The thing is when an entire section of society needs trigger warnings and safe spaces just to hear biological facts, historical truths or think words are literal violence, all because of their anxiety the rest of society loses all sympathy even for those who truly have anxiety (diagnosed by a medical professional not some Internet random).
Add to all of the above the fact that universities seem to be creating a generation of graduates who are bathed in woke bs and taught that everything is either traumatic or triggering and that hearing something that you disagree with is or allowing someone to say things that you disagree with is going to cause "literal genocide" (I'm not joking put it into Google search and see for yourself), you get normal people assuming that it's just another winny woke idiot and go with the suck it up buttercup option instead of looking at whether the person has a reason to be anxious or not.

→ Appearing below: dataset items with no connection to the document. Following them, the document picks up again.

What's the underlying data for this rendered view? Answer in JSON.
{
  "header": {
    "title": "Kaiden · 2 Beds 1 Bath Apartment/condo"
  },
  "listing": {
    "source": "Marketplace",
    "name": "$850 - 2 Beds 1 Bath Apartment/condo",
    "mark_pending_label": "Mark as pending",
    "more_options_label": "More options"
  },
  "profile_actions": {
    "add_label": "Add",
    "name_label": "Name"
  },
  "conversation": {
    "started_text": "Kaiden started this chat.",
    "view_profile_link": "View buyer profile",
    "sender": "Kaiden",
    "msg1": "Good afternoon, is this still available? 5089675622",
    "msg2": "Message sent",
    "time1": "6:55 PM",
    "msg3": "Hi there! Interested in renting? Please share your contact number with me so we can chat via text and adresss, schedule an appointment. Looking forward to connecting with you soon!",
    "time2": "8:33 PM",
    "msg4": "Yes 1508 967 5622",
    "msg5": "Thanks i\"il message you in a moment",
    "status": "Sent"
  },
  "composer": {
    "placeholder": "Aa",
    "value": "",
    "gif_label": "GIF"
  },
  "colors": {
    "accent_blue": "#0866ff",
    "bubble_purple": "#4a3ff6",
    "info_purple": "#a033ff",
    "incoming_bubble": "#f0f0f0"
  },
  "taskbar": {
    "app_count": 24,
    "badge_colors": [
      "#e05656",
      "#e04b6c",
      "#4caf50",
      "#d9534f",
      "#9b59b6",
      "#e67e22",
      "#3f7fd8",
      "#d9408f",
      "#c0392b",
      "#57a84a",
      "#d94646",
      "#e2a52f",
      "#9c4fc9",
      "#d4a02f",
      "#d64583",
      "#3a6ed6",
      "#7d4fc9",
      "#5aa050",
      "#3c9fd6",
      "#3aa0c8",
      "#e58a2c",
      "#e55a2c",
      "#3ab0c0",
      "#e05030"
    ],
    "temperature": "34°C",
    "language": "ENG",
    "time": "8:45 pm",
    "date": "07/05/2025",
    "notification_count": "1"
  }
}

Basically people have had enough of the professionally offended and anxious woke twats and the backlash is starting, we are seeing it in asd where so many people self-id as having asd (when they don't) that those of who do have a diagnosis are finding it harder and harder to get the adjustments we need due to everyone knowing someone who self-ids as autistic who doesn't need any adjustments 🙄 Unfortunately the same is happening with anxiety as we all know some idiot who has a victim complex who is always "anxious" and uses the same woke terms and wants the world to revolve around them and their "anxiety" that it's rapidly becoming a forgone conclusion that claims of anxiety are just self indulgent bs particularly from universities graduates. So no not privilege or misogyny just fed up people with lazy assumptions about wokisum

ElevenSeven · 03/01/2024 10:24

If it’s about the person who didn’t want to drive then yabu. The responses were giving advice which the OP clearly didn’t want. Anxiety manifesting as just steadfastly refusing to even consider trying something is what led to the response, IMO.